Après ces coups bien portés, l’électronique s’affirme davantage sur le titre éponyme de l’album, Das kapital, qui reprend une posture plus agressive que l’on pouvait retrouver sur des titres antérieurs. Les Vulves lâchent les chiens contre le capitalisme qu’elles rejettent en bloc, avec un dégoût flirtant entre punk et teck.
Ces côtés sauvage et incontrôlable s’expriment d’ailleurs dès le lancement de l’album avec Queen kong. On sent d’emblée que les Vulves ont souhaité continuer de taper fort et juste (« c’est l’heure de la fureur de queen kong ! »). Cette fois, elles manient plus les mots et les représentations pour faire passer leur message : « tu voulais la tuer pour sa fourrure / mais c’est ta peau qui lui servira de chaussure (…) tu l’as traqué pendant des mois / mais maintenant c’est toi la proie ! ». Ou comment un brûlot électro futuriste, biberonné au punk et recouvert d’un rap hurlant, met à terre tous les auteurs de féminicides.

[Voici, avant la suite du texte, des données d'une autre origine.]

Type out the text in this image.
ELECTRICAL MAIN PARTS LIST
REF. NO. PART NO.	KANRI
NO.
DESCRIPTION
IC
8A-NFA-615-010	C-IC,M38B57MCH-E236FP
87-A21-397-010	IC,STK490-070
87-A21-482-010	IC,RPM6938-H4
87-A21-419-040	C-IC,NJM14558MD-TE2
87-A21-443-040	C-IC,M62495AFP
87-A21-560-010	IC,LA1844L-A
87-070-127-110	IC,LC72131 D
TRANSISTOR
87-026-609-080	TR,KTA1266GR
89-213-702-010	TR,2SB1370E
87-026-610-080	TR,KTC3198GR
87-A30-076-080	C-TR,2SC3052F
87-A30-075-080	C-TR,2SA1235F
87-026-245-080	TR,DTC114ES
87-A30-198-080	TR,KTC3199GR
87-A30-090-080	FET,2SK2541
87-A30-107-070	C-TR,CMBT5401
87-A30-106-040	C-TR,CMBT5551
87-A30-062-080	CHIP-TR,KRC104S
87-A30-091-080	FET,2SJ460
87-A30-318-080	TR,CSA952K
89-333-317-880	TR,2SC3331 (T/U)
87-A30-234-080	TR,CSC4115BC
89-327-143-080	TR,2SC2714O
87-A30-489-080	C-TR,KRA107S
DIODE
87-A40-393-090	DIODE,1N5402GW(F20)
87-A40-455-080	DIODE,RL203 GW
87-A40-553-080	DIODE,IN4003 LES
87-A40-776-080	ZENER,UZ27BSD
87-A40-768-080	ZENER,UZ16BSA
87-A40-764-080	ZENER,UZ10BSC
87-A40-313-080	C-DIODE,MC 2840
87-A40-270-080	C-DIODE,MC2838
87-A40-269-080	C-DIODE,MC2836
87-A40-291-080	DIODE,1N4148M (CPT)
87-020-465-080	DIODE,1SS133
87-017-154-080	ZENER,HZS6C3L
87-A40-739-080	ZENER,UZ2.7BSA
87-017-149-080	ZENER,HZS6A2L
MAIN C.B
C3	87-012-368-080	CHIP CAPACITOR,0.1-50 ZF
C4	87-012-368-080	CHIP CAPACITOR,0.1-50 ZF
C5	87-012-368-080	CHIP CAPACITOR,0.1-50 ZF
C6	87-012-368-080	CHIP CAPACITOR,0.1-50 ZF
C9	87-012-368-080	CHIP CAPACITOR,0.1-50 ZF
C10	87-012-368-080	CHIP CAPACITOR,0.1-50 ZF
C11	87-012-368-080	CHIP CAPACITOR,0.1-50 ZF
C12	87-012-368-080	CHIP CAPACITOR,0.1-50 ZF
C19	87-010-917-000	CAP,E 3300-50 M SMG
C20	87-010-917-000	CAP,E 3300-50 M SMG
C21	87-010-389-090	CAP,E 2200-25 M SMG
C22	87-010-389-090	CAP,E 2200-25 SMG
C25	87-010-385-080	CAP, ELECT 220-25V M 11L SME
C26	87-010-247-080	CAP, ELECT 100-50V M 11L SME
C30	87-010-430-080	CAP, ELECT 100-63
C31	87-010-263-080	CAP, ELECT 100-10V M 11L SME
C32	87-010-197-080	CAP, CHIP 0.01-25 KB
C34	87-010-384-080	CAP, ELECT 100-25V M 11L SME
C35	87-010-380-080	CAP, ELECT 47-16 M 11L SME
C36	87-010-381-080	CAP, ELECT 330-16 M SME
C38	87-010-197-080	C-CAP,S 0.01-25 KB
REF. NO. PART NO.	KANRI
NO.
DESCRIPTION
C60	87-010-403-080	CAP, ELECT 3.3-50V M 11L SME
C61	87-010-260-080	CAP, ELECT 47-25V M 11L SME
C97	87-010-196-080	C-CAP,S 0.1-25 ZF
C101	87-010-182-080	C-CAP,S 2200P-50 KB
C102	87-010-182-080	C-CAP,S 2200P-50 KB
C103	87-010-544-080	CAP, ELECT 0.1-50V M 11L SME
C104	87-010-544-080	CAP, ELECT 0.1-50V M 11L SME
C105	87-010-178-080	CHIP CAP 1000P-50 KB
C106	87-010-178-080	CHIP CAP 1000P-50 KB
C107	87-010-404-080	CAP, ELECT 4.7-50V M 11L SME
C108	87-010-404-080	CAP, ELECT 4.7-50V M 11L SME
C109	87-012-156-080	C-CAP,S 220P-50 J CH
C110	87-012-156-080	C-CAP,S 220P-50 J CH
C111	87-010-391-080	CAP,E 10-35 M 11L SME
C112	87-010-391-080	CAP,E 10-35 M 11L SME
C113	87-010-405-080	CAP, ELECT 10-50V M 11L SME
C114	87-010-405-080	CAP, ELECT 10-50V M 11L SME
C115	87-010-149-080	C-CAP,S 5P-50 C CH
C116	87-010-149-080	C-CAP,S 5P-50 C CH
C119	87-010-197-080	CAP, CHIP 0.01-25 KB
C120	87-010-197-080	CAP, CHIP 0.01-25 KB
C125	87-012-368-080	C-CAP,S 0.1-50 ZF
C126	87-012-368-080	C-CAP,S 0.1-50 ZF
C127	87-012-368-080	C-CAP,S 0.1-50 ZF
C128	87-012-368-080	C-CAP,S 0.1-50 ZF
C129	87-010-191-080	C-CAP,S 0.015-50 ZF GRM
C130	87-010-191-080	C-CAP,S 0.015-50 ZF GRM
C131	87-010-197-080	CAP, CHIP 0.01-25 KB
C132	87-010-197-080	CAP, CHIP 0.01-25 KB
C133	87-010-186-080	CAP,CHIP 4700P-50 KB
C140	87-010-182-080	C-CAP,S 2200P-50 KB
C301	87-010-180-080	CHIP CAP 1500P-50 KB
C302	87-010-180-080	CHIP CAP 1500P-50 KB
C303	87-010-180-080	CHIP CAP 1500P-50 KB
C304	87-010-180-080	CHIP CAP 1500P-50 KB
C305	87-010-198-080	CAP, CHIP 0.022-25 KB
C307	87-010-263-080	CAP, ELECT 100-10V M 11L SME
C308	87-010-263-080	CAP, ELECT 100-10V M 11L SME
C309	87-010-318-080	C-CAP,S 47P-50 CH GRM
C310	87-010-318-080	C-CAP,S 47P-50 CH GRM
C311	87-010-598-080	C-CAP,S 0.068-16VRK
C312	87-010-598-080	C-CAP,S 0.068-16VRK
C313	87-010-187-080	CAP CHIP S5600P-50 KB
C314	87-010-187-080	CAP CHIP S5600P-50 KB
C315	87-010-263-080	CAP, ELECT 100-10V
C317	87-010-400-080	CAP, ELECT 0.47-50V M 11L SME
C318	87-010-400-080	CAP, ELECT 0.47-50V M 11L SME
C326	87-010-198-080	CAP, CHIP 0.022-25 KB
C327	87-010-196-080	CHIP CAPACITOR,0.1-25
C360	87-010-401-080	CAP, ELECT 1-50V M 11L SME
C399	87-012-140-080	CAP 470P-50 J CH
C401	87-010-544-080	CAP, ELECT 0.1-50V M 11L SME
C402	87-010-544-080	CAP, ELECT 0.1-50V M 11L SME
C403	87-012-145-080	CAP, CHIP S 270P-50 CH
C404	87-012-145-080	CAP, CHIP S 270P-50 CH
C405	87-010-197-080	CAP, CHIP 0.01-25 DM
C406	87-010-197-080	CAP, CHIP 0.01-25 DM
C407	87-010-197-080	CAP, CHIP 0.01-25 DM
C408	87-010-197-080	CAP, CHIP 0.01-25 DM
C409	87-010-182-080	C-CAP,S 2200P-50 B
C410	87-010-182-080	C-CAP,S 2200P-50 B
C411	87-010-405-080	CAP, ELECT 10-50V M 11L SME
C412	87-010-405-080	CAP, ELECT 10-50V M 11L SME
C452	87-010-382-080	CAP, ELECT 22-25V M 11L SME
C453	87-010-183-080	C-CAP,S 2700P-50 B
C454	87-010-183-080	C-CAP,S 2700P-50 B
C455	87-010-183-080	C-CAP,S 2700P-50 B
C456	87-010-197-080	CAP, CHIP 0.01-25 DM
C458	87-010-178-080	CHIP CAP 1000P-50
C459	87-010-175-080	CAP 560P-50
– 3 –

Sur cette vague hurlante, les guitares arrivent… Elles viennent d’abord Je suis belle, susurrant un « je suis un mâle, dis-moi que je suis fort » avant d’exploser sur les dictas fantasmagoriques de la femme parfaite.
Les guitares s’épaississent aussi sur Tour de France, rappé et malmené, « petit plateau, gros mollets », qui fait rappeler les Nova Twins dans le style. Mais elles déboulent aussi pour défendre La retraite et s’installer sur le camion sono à un moment plus que bouillant. La Retraite, « … à 60 ans, on s’est battu pour la gagner / on se battra pour la garder ! », est un pavé jeté dans la marre politico-sociale pendant que les derniers gouvernements cherchent à nous faire travailler au-delà de l’âge moyen où l’on est en bonne santé.
Afin de contrecarrer la riposte, les Vulves Assassines dégoupillent par anticipation : « le préfet hurle à la mort, il appelle sa horde / mettons nos enfants aux abris, allons abattre l’ogre ! ». La boîte de Pandore ouverte, c’est cocktail à la main que la compo s’embrase.
Remontées comme jamais, les Vulves continuent de tirer à boulets rouges sur ce système dicté par la loi de la finance. Paul danse, symbole du capitalisme et de l’ultra-libéralisme, se voit refaire le portrait à l’aide d’une dernière envolée spéculative : « tu danses mal / Paul finis ton verre, dégage / prend ton Uber, Paul / reviens jamais dans les parages / t’es qu’un esclave ».
En mode marteau-piqueur, Sauveur du monde s’apparente à une fausse solution et le combo nous le fait savoir : à coups de beats incisifs et de riffs bien aiguisés, les Vulves se jouent des genres contre ceux qui se donnent une bonne conscience écologique. En adoptant un côté rugueux puis un côté poppy, « oui, tu as acheté des chaussures en plastique mais pour chaque paire achetée un petit arbre est planté ! », les Vulves ont un message : « je te fous sous la douche… et je te coupe l’eau chaude ! ».
Ce n’est jamais simple de sortir un deuxième album, surtout après le tour de force du premier album. Les Vulves Assassines signent un second opus à leur image, rentre dedans et persuasif, en prolongeant ce qu’elles avaient commencé à explorer sur « Godzilla 3000 ». Pari réussi. A retrouver en live pour encore plus de plaisir.
Vulves Assassines, « Das kapital » (11 titres, 33 min.), disponible depuis le 21 octobre 2022 (autoproduit). En téléchargement gratuit sur Bandcamp.